Republican leaders in Congress, however, face a pair of deadlines that are delaying any action on taxes. The current budget is set to expire at the end of September, and unless Congress approves new funding, there will be a partial government shutdown that will close national parks and put hundreds of thousands of federal workers on unpaid leave.
Congress’s most immediate concern, however, is the debt ceiling, which the Treasury Department says must be raised by Sept. 29 to ensure that the government can pay its bills. Failing to raise the ceiling could spark a global financial crisis, leading to a stock market crash, a spike in interest rates and a potential economic recession.
The Senate and House are scheduled to be in session together for a total of just 12 days from now until the debt ceiling deadline, giving them little time to focus on tax cuts.
“September will be a month when the Trump administration faces its most significant test on Capitol Hill,” said Brian Gardner, Washington policy analyst for Keefe Bruyette & Woods, an investment banking firm. “Passing spending bills and raising the debt ceiling must be done.”
Republican leaders face several challenges as they seek to avert a government shutdown or default.

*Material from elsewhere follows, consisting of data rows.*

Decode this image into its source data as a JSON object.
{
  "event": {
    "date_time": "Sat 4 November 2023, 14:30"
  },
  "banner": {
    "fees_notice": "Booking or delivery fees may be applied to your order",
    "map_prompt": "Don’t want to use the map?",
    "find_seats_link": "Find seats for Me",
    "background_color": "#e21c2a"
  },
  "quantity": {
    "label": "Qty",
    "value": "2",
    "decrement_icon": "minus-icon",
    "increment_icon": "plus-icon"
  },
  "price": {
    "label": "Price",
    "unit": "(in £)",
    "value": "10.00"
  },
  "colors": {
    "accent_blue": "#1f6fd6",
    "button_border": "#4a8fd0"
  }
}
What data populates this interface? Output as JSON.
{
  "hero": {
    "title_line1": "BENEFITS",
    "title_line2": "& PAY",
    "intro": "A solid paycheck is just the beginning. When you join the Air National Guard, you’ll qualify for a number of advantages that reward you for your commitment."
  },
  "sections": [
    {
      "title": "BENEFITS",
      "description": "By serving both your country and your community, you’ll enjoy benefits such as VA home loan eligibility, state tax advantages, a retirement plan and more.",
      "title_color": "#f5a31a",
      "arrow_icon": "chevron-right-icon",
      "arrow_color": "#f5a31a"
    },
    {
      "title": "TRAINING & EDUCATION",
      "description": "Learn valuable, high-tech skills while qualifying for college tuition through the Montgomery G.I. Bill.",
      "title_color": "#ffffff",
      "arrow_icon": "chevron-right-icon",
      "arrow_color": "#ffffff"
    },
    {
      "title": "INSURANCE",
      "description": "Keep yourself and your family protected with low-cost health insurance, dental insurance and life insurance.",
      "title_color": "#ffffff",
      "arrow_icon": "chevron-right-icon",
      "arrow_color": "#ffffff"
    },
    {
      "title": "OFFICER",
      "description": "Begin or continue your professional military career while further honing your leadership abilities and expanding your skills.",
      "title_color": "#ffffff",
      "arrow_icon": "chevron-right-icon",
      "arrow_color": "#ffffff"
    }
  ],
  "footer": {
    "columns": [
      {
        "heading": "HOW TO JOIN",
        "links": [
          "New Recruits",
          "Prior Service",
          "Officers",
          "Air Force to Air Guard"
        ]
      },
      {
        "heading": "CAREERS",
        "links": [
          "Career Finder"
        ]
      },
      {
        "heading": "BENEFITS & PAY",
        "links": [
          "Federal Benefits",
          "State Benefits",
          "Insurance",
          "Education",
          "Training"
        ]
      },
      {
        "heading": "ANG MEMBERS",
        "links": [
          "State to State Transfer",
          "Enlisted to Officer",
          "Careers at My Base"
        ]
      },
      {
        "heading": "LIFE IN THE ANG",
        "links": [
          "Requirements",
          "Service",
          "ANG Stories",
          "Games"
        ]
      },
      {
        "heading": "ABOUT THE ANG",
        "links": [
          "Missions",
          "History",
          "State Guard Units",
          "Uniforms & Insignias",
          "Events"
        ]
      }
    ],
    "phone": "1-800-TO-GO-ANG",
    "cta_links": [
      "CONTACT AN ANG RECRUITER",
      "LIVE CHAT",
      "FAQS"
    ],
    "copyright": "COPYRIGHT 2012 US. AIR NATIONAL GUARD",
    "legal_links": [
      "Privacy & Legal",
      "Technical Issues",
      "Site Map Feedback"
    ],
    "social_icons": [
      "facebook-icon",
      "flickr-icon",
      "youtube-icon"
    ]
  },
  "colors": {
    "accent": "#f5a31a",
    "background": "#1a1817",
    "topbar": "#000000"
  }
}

The relationship between President Trump and Senate Republicans has deteriorated so sharply in recent days that some are openly defying his directives, bringing long-simmering tensions to a boil as the GOP labors to reorient its stalled legislative agenda.
Sen. Lamar Alexander (R-Tenn.), head of the Senate Health, Education, Labor and Pensions Committee, announced Tuesday that he would work with his Democratic colleagues to “stabilize and strengthen” the individual insurance market under the Affordable Care Act, which the president has badgered the Senate to keep trying to repeal. Alexander also urged the White House to keep up payments to insurers that help low-income consumers afford plans, which Trump has threatened to cut off.
Several Republican senators have sought to distance themselves from the president, who has belittled them as looking like “fools” and tried to strong-arm their agenda and browbeat them into changing a venerated rule to make it easier to ram through legislation along party lines.
Some are describing the dynamic in cold, transactional terms, speaking of Trump as more of a supporting actor than the marquee leader of the Republican Party. If he can help advance their plans, then great, they say. If not, so be it.
“We work for the American people. We don’t work for the president,” Sen. Tim Scott (R-S.C.) said. He added, “We should do what’s good for the administration as long as that does not in any way, shape or form make it harder on the American people.”